Se ricordiamo la definizione di Aldo Rossi (1990) di architettura come «scena fissa» in cui si stagliano gli avvenimenti della vita collettiva e individuale, possiamo già orientare un primo ordine di conclusione: esiste la possibilità di scorrere lungo un asse doppio o due assi, uno nel tempo e uno nello spazio.
L’asse del tempo è quello di cui ci parla Cassirer (1942) in una conferenza del 1942 dal titolo «Linguaggio e arte II». Qui egli ci spiega come rispetto al processo di nominazione che procede per astrazione dalla cosa al concetto della cosa ed evolve rendendo sempre più complesso l’universo semiotico in cui viviamo col pericolo di allontanarci dalla comprensione dell’originale o di produrre concetti di cui non esiste alcun referente concreto, gli unici in grado di riappropriarsi o di farci riappropriare di un rapporto autentico con le cose siano gli artisti. Essi si comportano o come i bambini o come gli uomini primitivi, sono cioè in grado di percorrere a ritroso il processo evolutivo, scorrendo all’indietro lungo l’asse del tempo della storia o lungo l’asse del tempo individuale – per Queneau (1967) – della storia generale e della storia particolare.

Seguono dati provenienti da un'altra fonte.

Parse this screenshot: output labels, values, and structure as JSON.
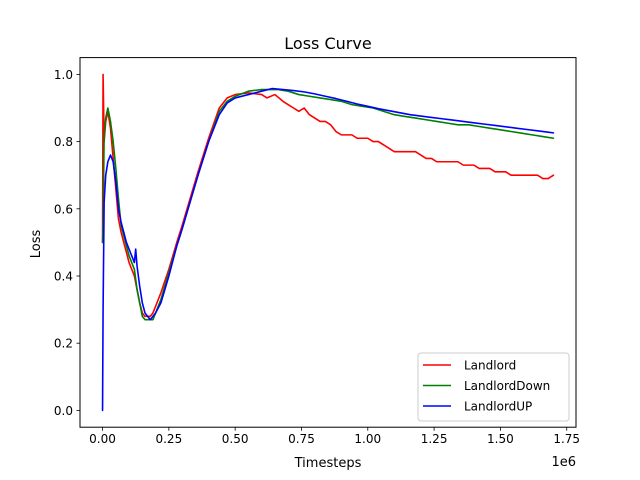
{
  "chart_data": {
    "type": "line",
    "title": "Loss Curve",
    "xlabel": "Timesteps",
    "ylabel": "Loss",
    "x_offset_label": "1e6",
    "xlim": [
      -0.085,
      1.785
    ],
    "ylim": [
      -0.05,
      1.05
    ],
    "xticks": [
      0.0,
      0.25,
      0.5,
      0.75,
      1.0,
      1.25,
      1.5,
      1.75
    ],
    "xtick_labels": [
      "0.00",
      "0.25",
      "0.50",
      "0.75",
      "1.00",
      "1.25",
      "1.50",
      "1.75"
    ],
    "yticks": [
      0.0,
      0.2,
      0.4,
      0.6,
      0.8,
      1.0
    ],
    "ytick_labels": [
      "0.0",
      "0.2",
      "0.4",
      "0.6",
      "0.8",
      "1.0"
    ],
    "grid": false,
    "legend_position": "lower-right",
    "series": [
      {
        "name": "Landlord",
        "color": "#ff0000",
        "x": [
          0.0,
          0.002,
          0.006,
          0.012,
          0.02,
          0.03,
          0.04,
          0.05,
          0.06,
          0.07,
          0.08,
          0.09,
          0.1,
          0.11,
          0.12,
          0.13,
          0.14,
          0.15,
          0.16,
          0.17,
          0.18,
          0.19,
          0.2,
          0.22,
          0.25,
          0.28,
          0.3,
          0.33,
          0.36,
          0.4,
          0.44,
          0.47,
          0.5,
          0.55,
          0.6,
          0.62,
          0.65,
          0.68,
          0.7,
          0.72,
          0.74,
          0.76,
          0.78,
          0.8,
          0.82,
          0.84,
          0.86,
          0.88,
          0.9,
          0.92,
          0.94,
          0.96,
          0.98,
          1.0,
          1.02,
          1.04,
          1.06,
          1.08,
          1.1,
          1.12,
          1.14,
          1.16,
          1.18,
          1.2,
          1.22,
          1.24,
          1.26,
          1.28,
          1.3,
          1.32,
          1.34,
          1.36,
          1.38,
          1.4,
          1.42,
          1.44,
          1.46,
          1.48,
          1.5,
          1.52,
          1.54,
          1.56,
          1.58,
          1.6,
          1.62,
          1.64,
          1.66,
          1.68,
          1.7
        ],
        "values": [
          0.5,
          1.0,
          0.8,
          0.86,
          0.89,
          0.84,
          0.75,
          0.66,
          0.57,
          0.53,
          0.5,
          0.47,
          0.44,
          0.42,
          0.4,
          0.36,
          0.32,
          0.29,
          0.28,
          0.28,
          0.28,
          0.29,
          0.31,
          0.35,
          0.42,
          0.5,
          0.55,
          0.63,
          0.71,
          0.81,
          0.9,
          0.93,
          0.94,
          0.945,
          0.94,
          0.93,
          0.94,
          0.92,
          0.91,
          0.9,
          0.89,
          0.9,
          0.88,
          0.87,
          0.86,
          0.86,
          0.85,
          0.83,
          0.82,
          0.82,
          0.82,
          0.81,
          0.81,
          0.81,
          0.8,
          0.8,
          0.79,
          0.78,
          0.77,
          0.77,
          0.77,
          0.77,
          0.77,
          0.76,
          0.75,
          0.75,
          0.74,
          0.74,
          0.74,
          0.74,
          0.74,
          0.73,
          0.73,
          0.73,
          0.72,
          0.72,
          0.72,
          0.71,
          0.71,
          0.71,
          0.7,
          0.7,
          0.7,
          0.7,
          0.7,
          0.7,
          0.69,
          0.69,
          0.7
        ]
      },
      {
        "name": "LandlordDown",
        "color": "#008000",
        "x": [
          0.0,
          0.002,
          0.006,
          0.012,
          0.02,
          0.03,
          0.04,
          0.05,
          0.06,
          0.07,
          0.08,
          0.09,
          0.1,
          0.11,
          0.12,
          0.13,
          0.14,
          0.15,
          0.16,
          0.17,
          0.18,
          0.19,
          0.2,
          0.22,
          0.25,
          0.28,
          0.3,
          0.33,
          0.36,
          0.4,
          0.44,
          0.47,
          0.5,
          0.55,
          0.6,
          0.63,
          0.66,
          0.7,
          0.74,
          0.78,
          0.82,
          0.86,
          0.9,
          0.94,
          0.98,
          1.02,
          1.06,
          1.1,
          1.14,
          1.18,
          1.22,
          1.26,
          1.3,
          1.34,
          1.38,
          1.42,
          1.46,
          1.5,
          1.54,
          1.58,
          1.62,
          1.66,
          1.7
        ],
        "values": [
          0.5,
          0.55,
          0.82,
          0.87,
          0.9,
          0.86,
          0.8,
          0.72,
          0.63,
          0.55,
          0.52,
          0.49,
          0.46,
          0.44,
          0.42,
          0.36,
          0.32,
          0.28,
          0.27,
          0.27,
          0.27,
          0.27,
          0.29,
          0.33,
          0.41,
          0.49,
          0.54,
          0.62,
          0.7,
          0.8,
          0.89,
          0.92,
          0.935,
          0.95,
          0.955,
          0.955,
          0.955,
          0.95,
          0.94,
          0.935,
          0.93,
          0.925,
          0.92,
          0.91,
          0.905,
          0.9,
          0.89,
          0.88,
          0.875,
          0.87,
          0.865,
          0.86,
          0.855,
          0.85,
          0.85,
          0.845,
          0.84,
          0.835,
          0.83,
          0.825,
          0.82,
          0.815,
          0.81
        ]
      },
      {
        "name": "LandlordUP",
        "color": "#0000ff",
        "x": [
          0.0,
          0.002,
          0.006,
          0.012,
          0.02,
          0.03,
          0.04,
          0.05,
          0.06,
          0.07,
          0.08,
          0.09,
          0.1,
          0.11,
          0.12,
          0.125,
          0.13,
          0.14,
          0.15,
          0.16,
          0.17,
          0.18,
          0.19,
          0.2,
          0.22,
          0.25,
          0.28,
          0.3,
          0.33,
          0.36,
          0.4,
          0.44,
          0.47,
          0.5,
          0.55,
          0.6,
          0.64,
          0.68,
          0.72,
          0.76,
          0.8,
          0.84,
          0.88,
          0.92,
          0.96,
          1.0,
          1.04,
          1.08,
          1.12,
          1.16,
          1.2,
          1.24,
          1.28,
          1.32,
          1.36,
          1.4,
          1.44,
          1.48,
          1.52,
          1.56,
          1.6,
          1.64,
          1.68,
          1.7
        ],
        "values": [
          0.0,
          0.3,
          0.62,
          0.7,
          0.74,
          0.76,
          0.74,
          0.68,
          0.6,
          0.56,
          0.53,
          0.5,
          0.48,
          0.46,
          0.44,
          0.48,
          0.43,
          0.37,
          0.32,
          0.29,
          0.28,
          0.27,
          0.28,
          0.29,
          0.32,
          0.4,
          0.49,
          0.54,
          0.62,
          0.7,
          0.8,
          0.88,
          0.915,
          0.93,
          0.94,
          0.95,
          0.958,
          0.955,
          0.952,
          0.948,
          0.942,
          0.935,
          0.928,
          0.92,
          0.912,
          0.905,
          0.898,
          0.892,
          0.886,
          0.88,
          0.876,
          0.872,
          0.868,
          0.864,
          0.86,
          0.856,
          0.852,
          0.848,
          0.844,
          0.84,
          0.836,
          0.832,
          0.828,
          0.826
        ]
      }
    ]
  }
}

L’asse dello spazio è quello dello spazio semiotico ed è quello che copre l’estensione a cui si riferiscono le metafore dell’architettura come «structura fixa« di Lullo e dell’architettura come «scena fissa» di Rossi. Raimondo Lullo è uno dei precursori della moderna logica formale, a lui la città o i pezzi di città interessano in quanto relazione ben ordinata tra gli elementi delle parti che la costituiscono; ad Aldo Rossi la città interessa come insieme di opere di architettura costruite nella città e che la costruiscono: gli interessano i monumenti come «rappresentazioni memorabili» e quindi come «oggetti formati».
Che la si utilizzi per rappresentare relazioni astratte tra le parti o che se ne montino gli oggetti formati nella città, noi godremo della possibilità di muoverci liberamente lungo l’asse che si estende dalla struttura profonda alla superficie, componendo immagini definite una volta per tutte, o riconfigurandone i nessi sintattici al livello profondo.
È evidente come non ci possano interessare la cronologia dell’evoluzione storica o degli sviluppi di tali due processi, ma ci permettiamo di essere contemporaneamente immediati come i bambini, istintivi come i primitivi, sofisticati e distanti come un dandy, complessi, semplici, evolutivi come i tedeschi o superficiali come i Greci, «per profondità!» (Nietzsche 2002).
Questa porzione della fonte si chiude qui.